As a new motorcyclist, the temptation to ride your motorcycle as much as you possibly can is undoubtedly very strong. We get it—you want to make the most of your time to ride your shiny new toy. That said, it can be all too easy to forgo wearing your gear, particularly your helmet, especially when going on short rides around your neighborhood, or for quick errands to the store a few blocks away from your house. 

As it would turn out, you don’t really get to choose when an accident or tip over will happen. Sometimes, even the smallest tip over can have lasting effects, both in terms of your health, as well as the financial burden of having to repair your motorcycle. In line with this, it may be best to take control of what we can, by always wearing our gear, no matter how quick our ride is. 

Leaving your side stand down

Motorcycle side stand

It’s an embarrassing moment. You’re with your riding buddies ready to take off from the gas station, when all of a sudden as soon as you shift to first gear, your engine somehow cuts out and doesn’t want to start again. It could be worse, though. Maybe you ride an older machine without a side stand sensor, and you end up crashing your bike after taking a left turn with your side stand down. Whether it’s to avoid embarrassment or save your bike from an unwanted tip-over, it’s always a good habit to double check that you’ve flipped up the side stand before setting off on your ride. 

Leaving your turn signals on

Motorcycle LED turn signal

Leaving your turn signals on is one of the most glaring, telltale signs that you’re a beginner rider.
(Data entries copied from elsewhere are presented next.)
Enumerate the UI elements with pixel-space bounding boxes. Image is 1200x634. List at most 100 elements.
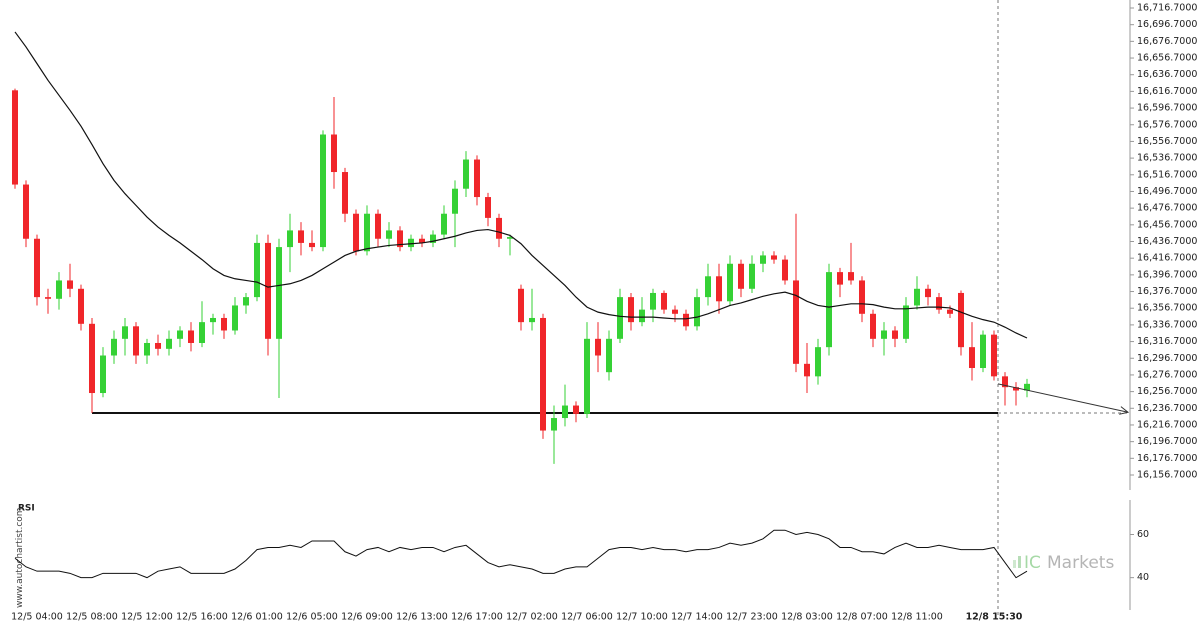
candle-body [221, 317, 227, 331]
candle-body [353, 213, 359, 252]
y-tick-label: 16,656.7000 [1137, 53, 1197, 64]
y-tick-label: 16,376.7000 [1137, 286, 1197, 297]
candle-body [628, 297, 634, 323]
y-tick-label: 16,416.7000 [1137, 253, 1197, 264]
x-tick-label: 12/5 16:00 [176, 612, 228, 623]
candle-body [45, 297, 51, 299]
candle-body [287, 230, 293, 248]
candle-body [815, 347, 821, 377]
y-tick-label: 16,336.7000 [1137, 319, 1197, 330]
x-tick-label: 12/7 06:00 [561, 612, 613, 623]
candle-body [210, 317, 216, 323]
candle-body [870, 313, 876, 339]
brand-name: Markets [1047, 553, 1114, 573]
x-tick-label: 12/5 12:00 [121, 612, 173, 623]
y-tick-label: 16,616.7000 [1137, 86, 1197, 97]
candle-body [617, 297, 623, 339]
candle-body [859, 280, 865, 314]
candle-body [694, 297, 700, 327]
candle-body [650, 292, 656, 310]
y-tick-label: 16,536.7000 [1137, 153, 1197, 164]
candle-body [386, 230, 392, 239]
y-tick-label: 16,596.7000 [1137, 103, 1197, 114]
candle-body [716, 276, 722, 302]
candle-body [309, 242, 315, 248]
candle-body [166, 338, 172, 349]
candle-body [1002, 376, 1008, 388]
brand-prefix: IC [1024, 553, 1041, 573]
candle-body [320, 134, 326, 248]
candle-body [584, 338, 590, 414]
candle-body [782, 259, 788, 281]
x-tick-label: 12/7 10:00 [616, 612, 668, 623]
moving-average-line [14, 31, 1028, 339]
candle-body [265, 242, 271, 339]
y-tick-label: 16,276.7000 [1137, 369, 1197, 380]
logo-bar [1018, 556, 1021, 568]
x-tick-label: 12/5 04:00 [11, 612, 63, 623]
y-tick-label: 16,676.7000 [1137, 36, 1197, 47]
y-tick-label: 16,156.7000 [1137, 470, 1197, 481]
candle-body [78, 288, 84, 324]
candle-body [23, 184, 29, 239]
x-tick-label: 12/6 01:00 [231, 612, 283, 623]
candle-body [408, 238, 414, 248]
candle-body [727, 263, 733, 302]
x-tick-label: 12/7 23:00 [726, 612, 778, 623]
y-tick-label: 16,216.7000 [1137, 419, 1197, 430]
candle-body [980, 334, 986, 369]
watermark: www.autochartist.com [15, 507, 25, 608]
candle-body [199, 322, 205, 343]
y-tick-label: 16,236.7000 [1137, 403, 1197, 414]
candle-body [562, 405, 568, 419]
candle-body [914, 288, 920, 306]
x-tick-label: 12/6 05:00 [286, 612, 338, 623]
candle-body [298, 230, 304, 243]
candle-body [463, 159, 469, 189]
candle-body [430, 234, 436, 243]
candle-body [881, 330, 887, 339]
candle-body [155, 342, 161, 349]
candle-body [804, 363, 810, 377]
x-tick-label: 12/6 13:00 [396, 612, 448, 623]
y-tick-label: 16,516.7000 [1137, 169, 1197, 180]
y-tick-label: 16,556.7000 [1137, 136, 1197, 147]
candle-body [254, 242, 260, 298]
candle-body [540, 317, 546, 431]
rsi-tick-label: 40 [1137, 572, 1149, 583]
candle-body [375, 213, 381, 239]
candle-body [672, 309, 678, 314]
candle-body [133, 326, 139, 356]
brand-logo: IC Markets [1013, 553, 1114, 573]
forecast-arrowhead [1119, 406, 1130, 415]
candle-body [958, 292, 964, 348]
candle-body [1024, 383, 1030, 391]
candle-body [760, 255, 766, 264]
candle-body [232, 305, 238, 331]
candle-body [573, 405, 579, 414]
y-tick-label: 16,496.7000 [1137, 186, 1197, 197]
y-tick-label: 16,296.7000 [1137, 353, 1197, 364]
candle-body [67, 280, 73, 289]
candle-body [936, 297, 942, 310]
y-tick-label: 16,256.7000 [1137, 386, 1197, 397]
candle-body [661, 292, 667, 310]
y-tick-label: 16,316.7000 [1137, 336, 1197, 347]
y-tick-label: 16,436.7000 [1137, 236, 1197, 247]
candle-body [793, 280, 799, 364]
candle-body [34, 238, 40, 298]
y-tick-label: 16,196.7000 [1137, 436, 1197, 447]
y-tick-label: 16,696.7000 [1137, 19, 1197, 30]
x-tick-label: 12/5 08:00 [66, 612, 118, 623]
x-tick-label: 12/7 02:00 [506, 612, 558, 623]
candle-body [419, 238, 425, 243]
candle-body [683, 313, 689, 327]
y-tick-label: 16,576.7000 [1137, 119, 1197, 130]
candle-body [364, 213, 370, 252]
x-tick-label: 12/8 15:30 [966, 612, 1023, 623]
candle-body [925, 288, 931, 298]
candle-body [12, 90, 18, 185]
y-tick-label: 16,716.7000 [1137, 3, 1197, 14]
candle-body [991, 334, 997, 377]
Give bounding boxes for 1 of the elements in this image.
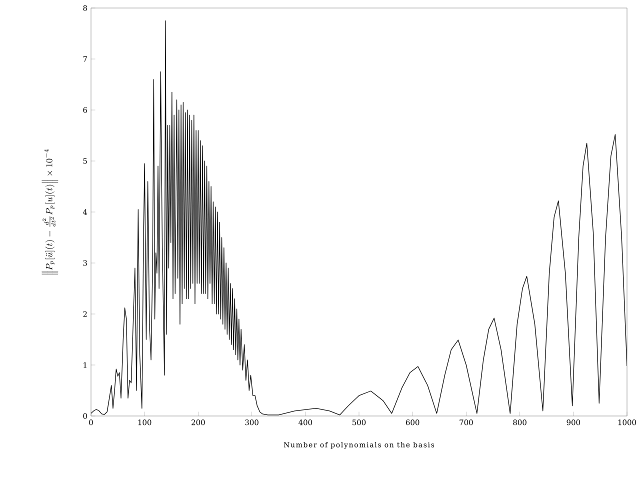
y-axis-title: $\left\|P_p[\ddot{u}](t)-\frac{d^2}{dt^2}P_p[u](t)\right\|\times 10^{-4}$ [42,149,58,274]
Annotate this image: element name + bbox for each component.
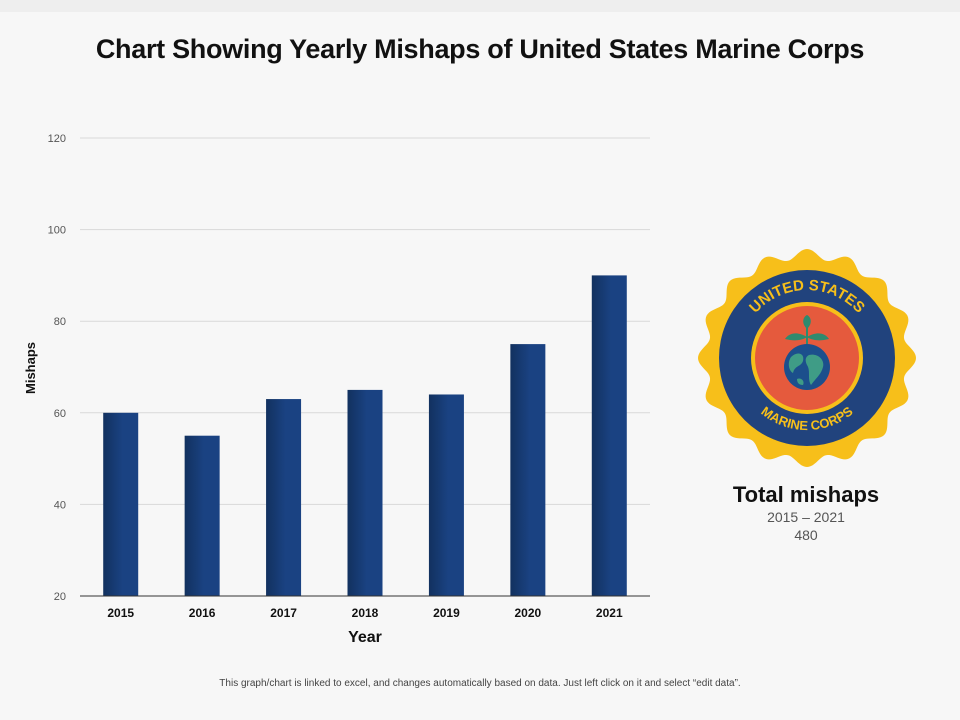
x-tick-label: 2018: [352, 606, 379, 620]
x-tick-label: 2015: [107, 606, 134, 620]
x-tick-label: 2020: [515, 606, 542, 620]
total-mishaps-summary: Total mishaps 2015 – 2021 480: [696, 482, 916, 544]
bar-2018: [347, 389, 383, 596]
marine-corps-badge: UNITED STATES MARINE CORPS: [698, 249, 916, 467]
summary-value: 480: [794, 527, 818, 543]
bar-2017: [266, 399, 302, 596]
x-tick-label: 2017: [270, 606, 297, 620]
y-tick-label: 60: [54, 408, 66, 420]
y-tick-label: 100: [48, 225, 66, 237]
bar-2019: [428, 394, 464, 596]
bar-2020: [510, 344, 546, 596]
top-strip: [0, 0, 960, 12]
x-tick-label: 2019: [433, 606, 460, 620]
y-axis-title: Mishaps: [23, 342, 38, 394]
y-tick-label: 20: [54, 591, 66, 603]
bar-2015: [103, 412, 139, 596]
summary-title: Total mishaps: [732, 482, 880, 507]
bar-2021: [591, 275, 627, 596]
globe-icon: [784, 315, 830, 390]
footer-note: This graph/chart is linked to excel, and…: [219, 678, 741, 689]
y-tick-label: 40: [54, 499, 66, 511]
bars: [103, 275, 627, 596]
y-tick-label: 120: [48, 133, 66, 145]
page-title: Chart Showing Yearly Mishaps of United S…: [95, 34, 865, 64]
bar-2016: [184, 435, 220, 596]
axes: 20 40 60 80 100 120 2015 2016 2017 2018 2019 2020 20…: [23, 133, 650, 646]
x-axis-title: Year: [348, 629, 382, 646]
x-tick-label: 2021: [596, 606, 623, 620]
x-tick-label: 2016: [189, 606, 216, 620]
y-tick-label: 80: [54, 316, 66, 328]
summary-range: 2015 – 2021: [767, 509, 845, 525]
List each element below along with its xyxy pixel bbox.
Unlike our four-wheeled counterparts, most motorcycles don’t get self-cancelling turn signals. That means we have to manually switch them off. Leaving your turn signals on doesn’t just make you look like a total newbie, it also has the potential to confuse other road users with regards to your intentions. That said, familiarize yourself with operating your motorcycle’s turn signal switches, and make it a habit to always click them off once you’ve finished making your maneuver. 

Neglecting chain maintenance

Motorcycle chain maintenance

One of the most annoying things to see, especially on a new and flashy big bike, is a rusting, poorly lubricated chain. It can be all too easy to forget to clean your chain, especially during the rainy season. This not only makes it look really bad, but it also has the potential to drastically reduce your motorcycle’s performance. Seized up links add a lot of resistance to the bike’s drivetrain, and rust can severely impact the chain’s rigidity, making it prone to snapping, and prematurely wearing your gears. 

Cleaning your chain is a very easy, straightforward maintenance task which you should perform at least once every other week, or more, depending on your riding conditions. We’ve covered this in detail in some of our previous articles, so be sure to check them out. 

Forgetting to check your tire pressure

Motorcycle tires

Last but not least, forgetting to check your bike’s tire pressure is something that even intermediate riders tend to do. It can be all too easy to just shrug it off just by looking at your tires. However, riding with properly optimized tires can really elevate your motorcycling experience, improve your riding skills, and ultimately result in a safer machine. It just takes a few minutes of your time to check your tire pressure and top it up with either a compressor or a floor pump. It’s also a good idea to check the overall condition of your tires while you’re at it.